The Rail Accident Investigation Branch issued 15 recommendations to the UK tram industry following the derailment. TfL said it had now ‘progressed on all of the recommendations specific to TfL’. Those completed included a reduction in the network’s maximum speed from 80 km/h to 70 km/h, additional speed restrictions and warning signs at four locations, more speed signs, an enhanced customer complaints process, an upgrade of the CCTV to a digital system, and the use since September 2017 of a driver distraction or fatigue warning device. There has also been a review of risk assessments and evacuation procedures.
An emergency lighting system operating independently of tram batteries is to be installed this year, while the thickness of the safety film on the windows will be increased from 0·1 mm to 0·175 mm to improve containment. Temporary lighting has been installed on the approach to the Sandilands tunnels, where a full lighting upgrade is to be undertaken this year in collaboration with road tunnel lighting experts.
UK Tram studies options
TfL has shared the feasibility and scoping studies for PPOS with other operators through the UK Tram group, which has been studying speed control and safety systems in use internationally. UK Tram expects to publish a report shortly.
West Midlands Metro told Metro Report International that the technology selected for Croydon was specific to local requirements, and as such may not be the most suitable option for its own route. It has reviewed and updated its safety equipment, and would be closely examining the UK Tram research.

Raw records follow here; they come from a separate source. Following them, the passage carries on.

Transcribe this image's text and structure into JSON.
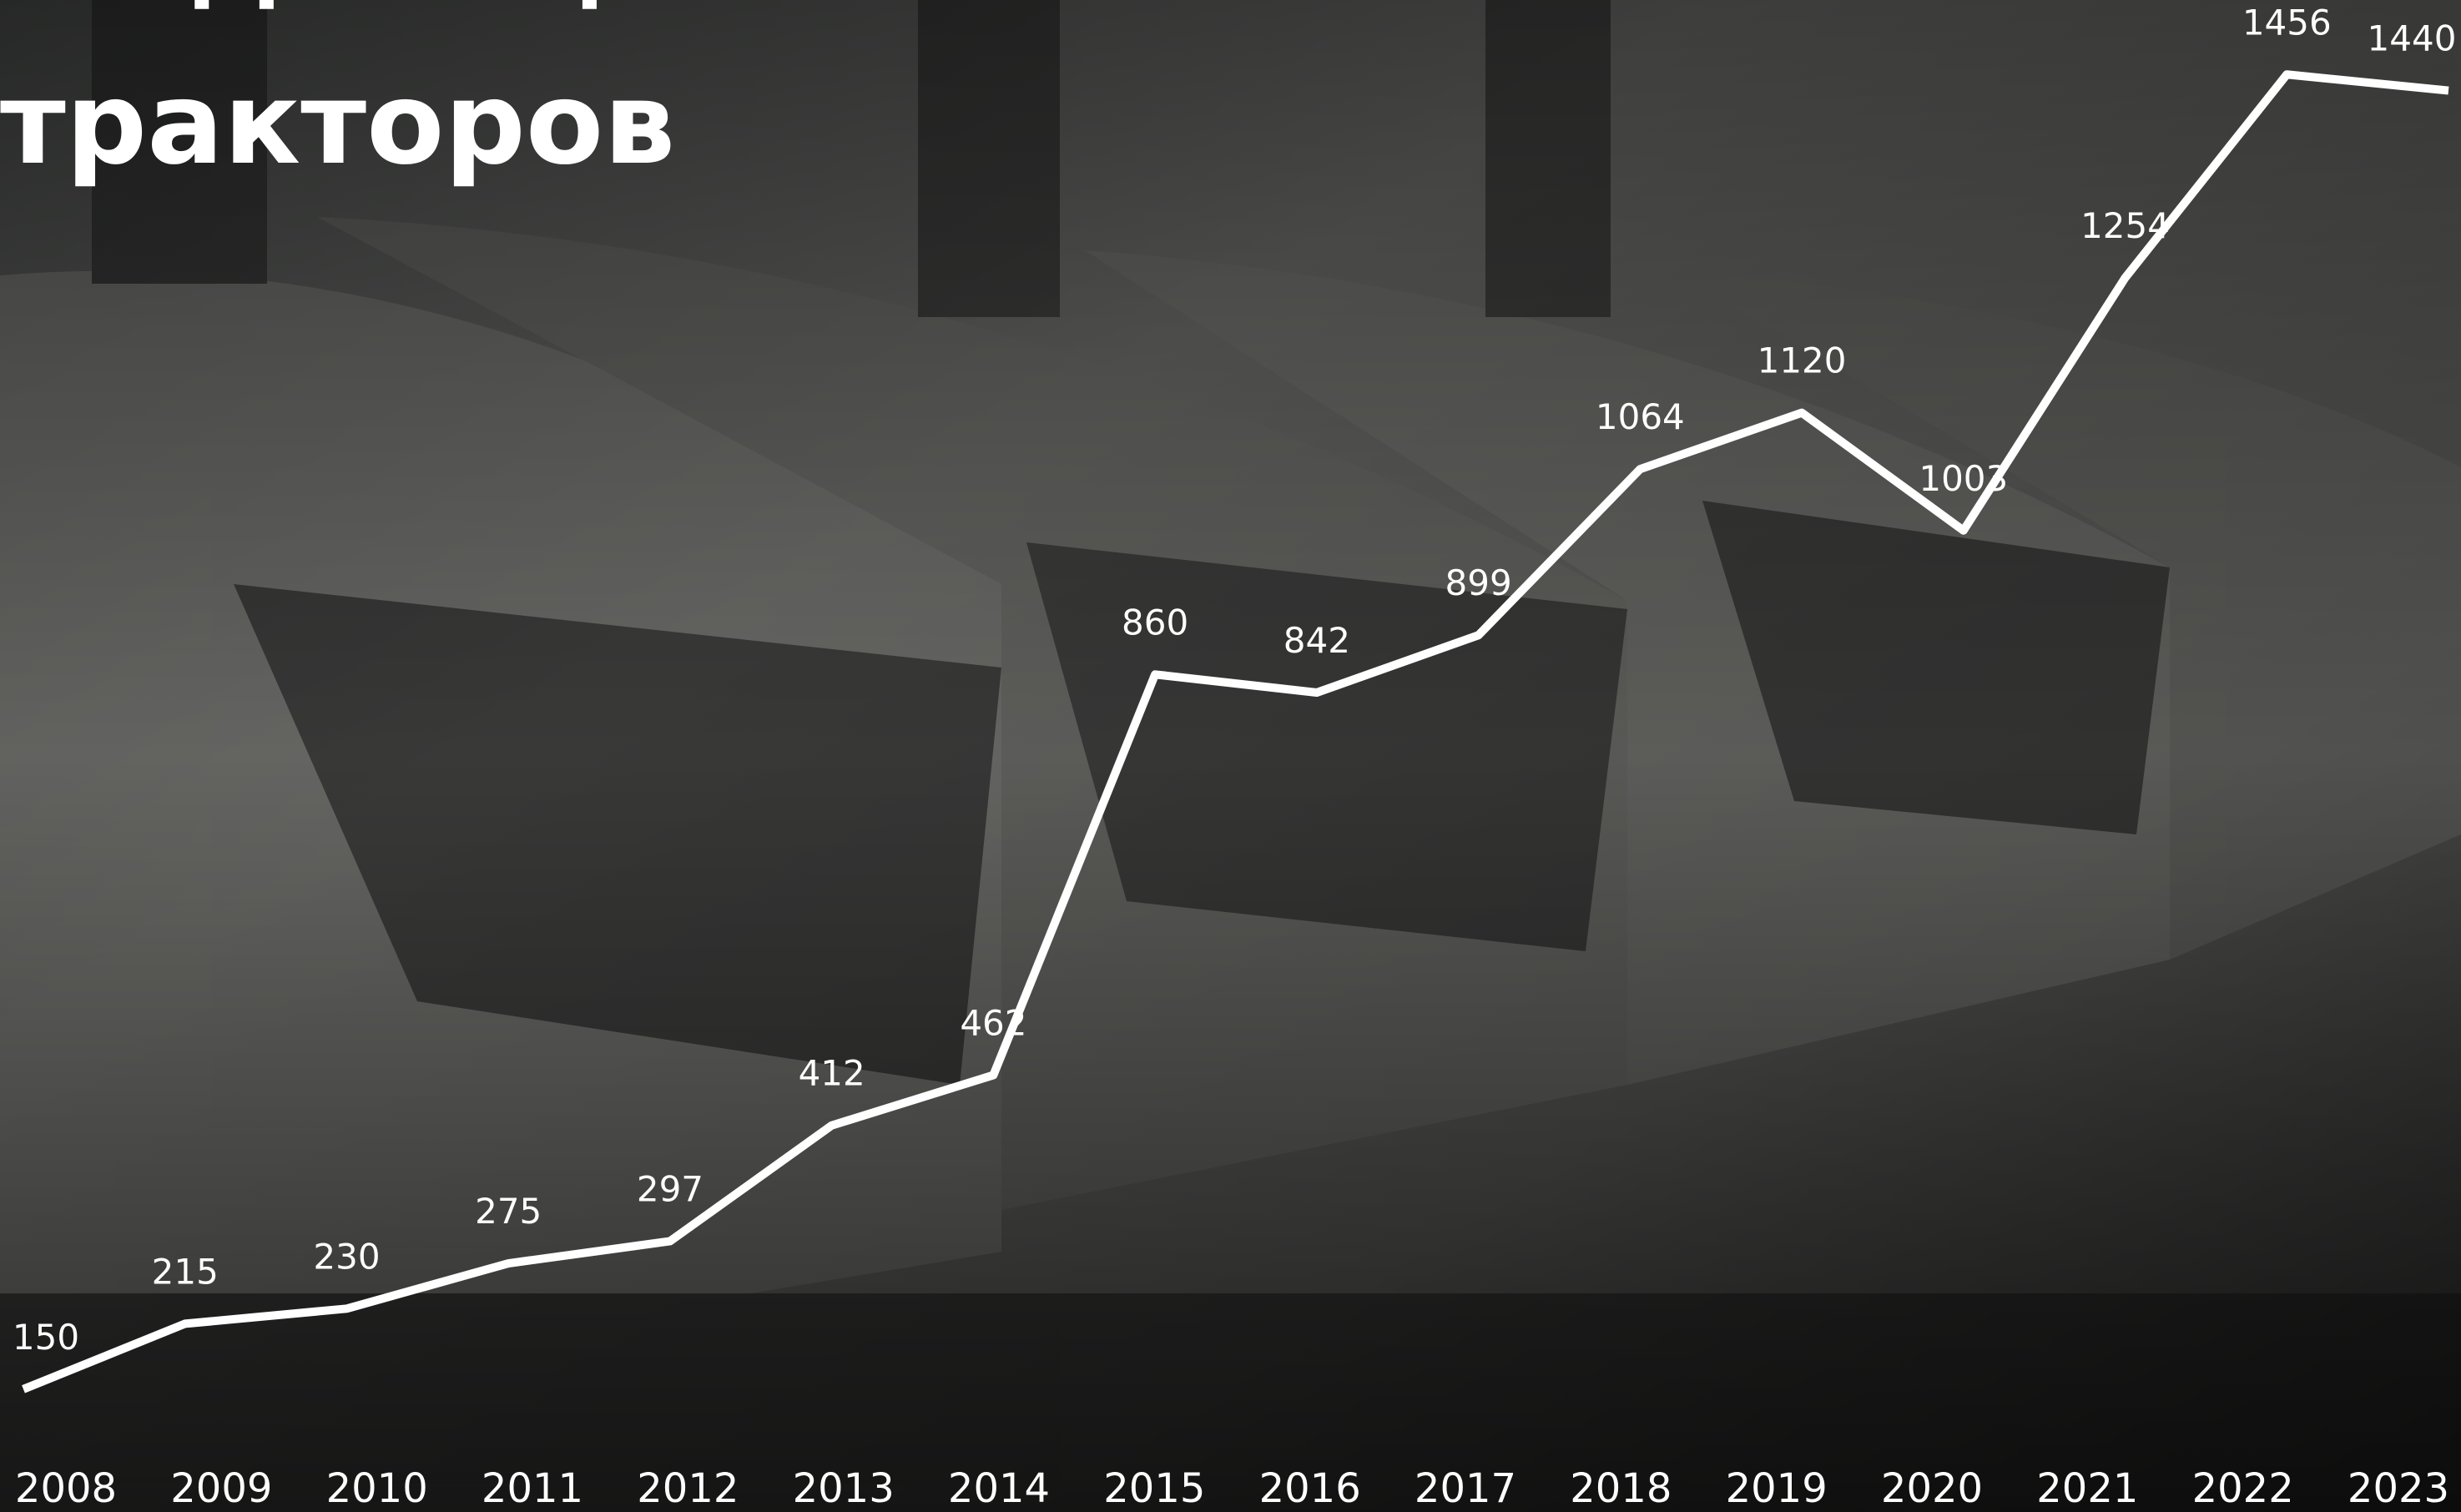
{
  "chart_data": {
    "type": "line",
    "title_lines": [
      "в единицах",
      "тракторов"
    ],
    "categories": [
      "2008",
      "2009",
      "2010",
      "2011",
      "2012",
      "2013",
      "2014",
      "2015",
      "2016",
      "2017",
      "2018",
      "2019",
      "2020",
      "2021",
      "2022",
      "2023"
    ],
    "values": [
      150,
      215,
      230,
      275,
      297,
      412,
      462,
      860,
      842,
      899,
      1064,
      1120,
      1003,
      1254,
      1456,
      1440
    ],
    "color": "#ffffff",
    "ylim": [
      28,
      1530
    ]
  }
}
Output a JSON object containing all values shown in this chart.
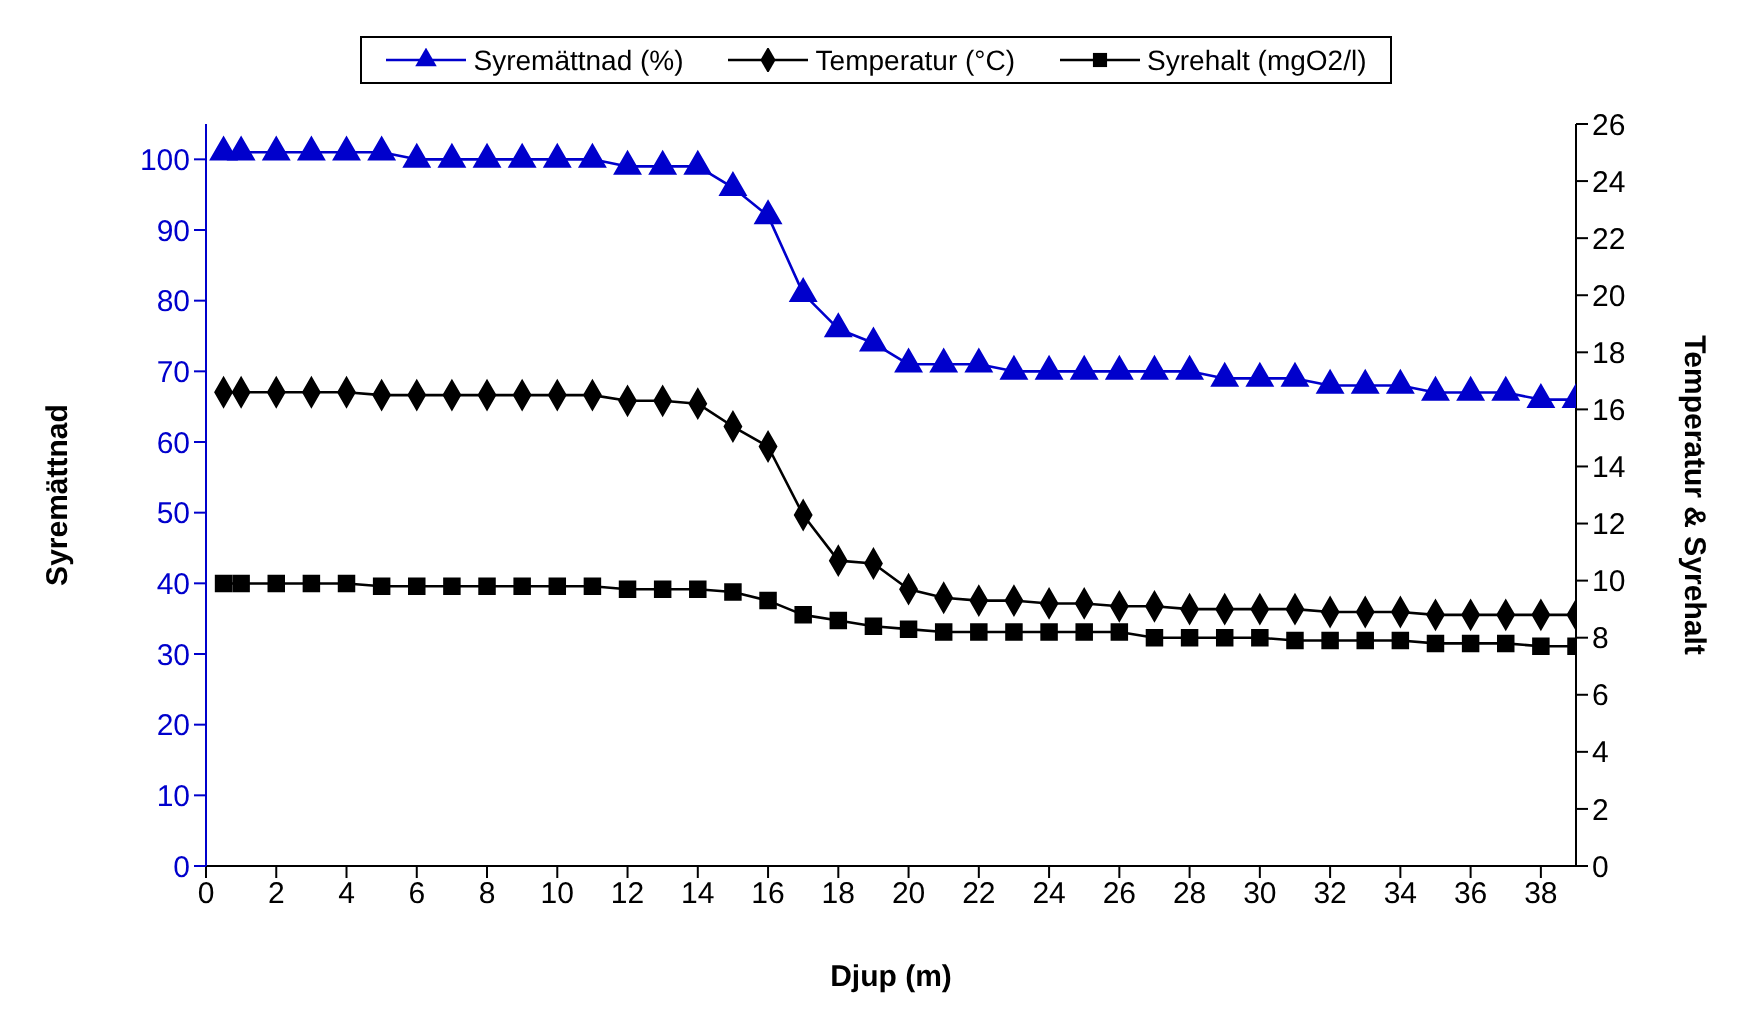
{
  "chart_data": {
    "type": "line",
    "xlabel": "Djup (m)",
    "ylabel": "Syremättnad",
    "y2label": "Temperatur & Syrehalt",
    "x": [
      0.5,
      1,
      2,
      3,
      4,
      5,
      6,
      7,
      8,
      9,
      10,
      11,
      12,
      13,
      14,
      15,
      16,
      17,
      18,
      19,
      20,
      21,
      22,
      23,
      24,
      25,
      26,
      27,
      28,
      29,
      30,
      31,
      32,
      33,
      34,
      35,
      36,
      37,
      38,
      39
    ],
    "series": [
      {
        "name": "Syremättnad (%)",
        "color": "#0000cc",
        "marker": "triangle",
        "values": [
          101,
          101,
          101,
          101,
          101,
          101,
          100,
          100,
          100,
          100,
          100,
          100,
          99,
          99,
          99,
          96,
          92,
          81,
          76,
          74,
          71,
          71,
          71,
          70,
          70,
          70,
          70,
          70,
          70,
          69,
          69,
          69,
          68,
          68,
          68,
          67,
          67,
          67,
          66,
          66
        ]
      },
      {
        "name": "Temperatur (°C)",
        "color": "#000000",
        "marker": "diamond",
        "axis": "y2",
        "values": [
          16.6,
          16.6,
          16.6,
          16.6,
          16.6,
          16.5,
          16.5,
          16.5,
          16.5,
          16.5,
          16.5,
          16.5,
          16.3,
          16.3,
          16.2,
          15.4,
          14.7,
          12.3,
          10.7,
          10.6,
          9.7,
          9.4,
          9.3,
          9.3,
          9.2,
          9.2,
          9.1,
          9.1,
          9.0,
          9.0,
          9.0,
          9.0,
          8.9,
          8.9,
          8.9,
          8.8,
          8.8,
          8.8,
          8.8,
          8.8
        ]
      },
      {
        "name": "Syrehalt (mgO2/l)",
        "color": "#000000",
        "marker": "square",
        "axis": "y2",
        "values": [
          9.9,
          9.9,
          9.9,
          9.9,
          9.9,
          9.8,
          9.8,
          9.8,
          9.8,
          9.8,
          9.8,
          9.8,
          9.7,
          9.7,
          9.7,
          9.6,
          9.3,
          8.8,
          8.6,
          8.4,
          8.3,
          8.2,
          8.2,
          8.2,
          8.2,
          8.2,
          8.2,
          8.0,
          8.0,
          8.0,
          8.0,
          7.9,
          7.9,
          7.9,
          7.9,
          7.8,
          7.8,
          7.8,
          7.7,
          7.7
        ]
      }
    ],
    "xlim": [
      0,
      39
    ],
    "xticks": [
      0,
      2,
      4,
      6,
      8,
      10,
      12,
      14,
      16,
      18,
      20,
      22,
      24,
      26,
      28,
      30,
      32,
      34,
      36,
      38
    ],
    "ylim": [
      0,
      105
    ],
    "yticks": [
      0,
      10,
      20,
      30,
      40,
      50,
      60,
      70,
      80,
      90,
      100
    ],
    "y2lim": [
      0,
      26
    ],
    "y2ticks": [
      0,
      2,
      4,
      6,
      8,
      10,
      12,
      14,
      16,
      18,
      20,
      22,
      24,
      26
    ],
    "legend": "top"
  }
}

Edinburgh Trams said it would consider any recommendations to be made by UK Tram. It has asked its rolling stock supplier CAF what would be required to provide PPOS functionality, and is also ‘proactively’ monitoring the wellbeing of its drivers.
Transport for Greater Manchester’s Head of Metrolink Danny Vaughan said Metrolink would be an active member of the Light Rail Safety & Standards Board to be established by UK Tram, which would ‘enable us to share best practice and protocol with industry partners on a range topics, not least safety.’ He said TfL was leading the way on installing an automatic braking system, and TfGM would be ‘watching closely and assessing the effectiveness of this before considering whether it is something that would work for Metrolink.’
A spokesperson for NET said the Nottingham tram operator was also actively supporting the UK Tram study, which would ‘help shape our plans to further enhance safety.’
Sheffield Supertram operator Stagecoach said it would await the UK Tram report.
Blackpool Transport operates the only first-generation tram network to have survived in the UK. It is looking at options with the UK Tram working group, and is also working with Bombardier Transportation to develop an automatic braking system which it hopes to test later this year.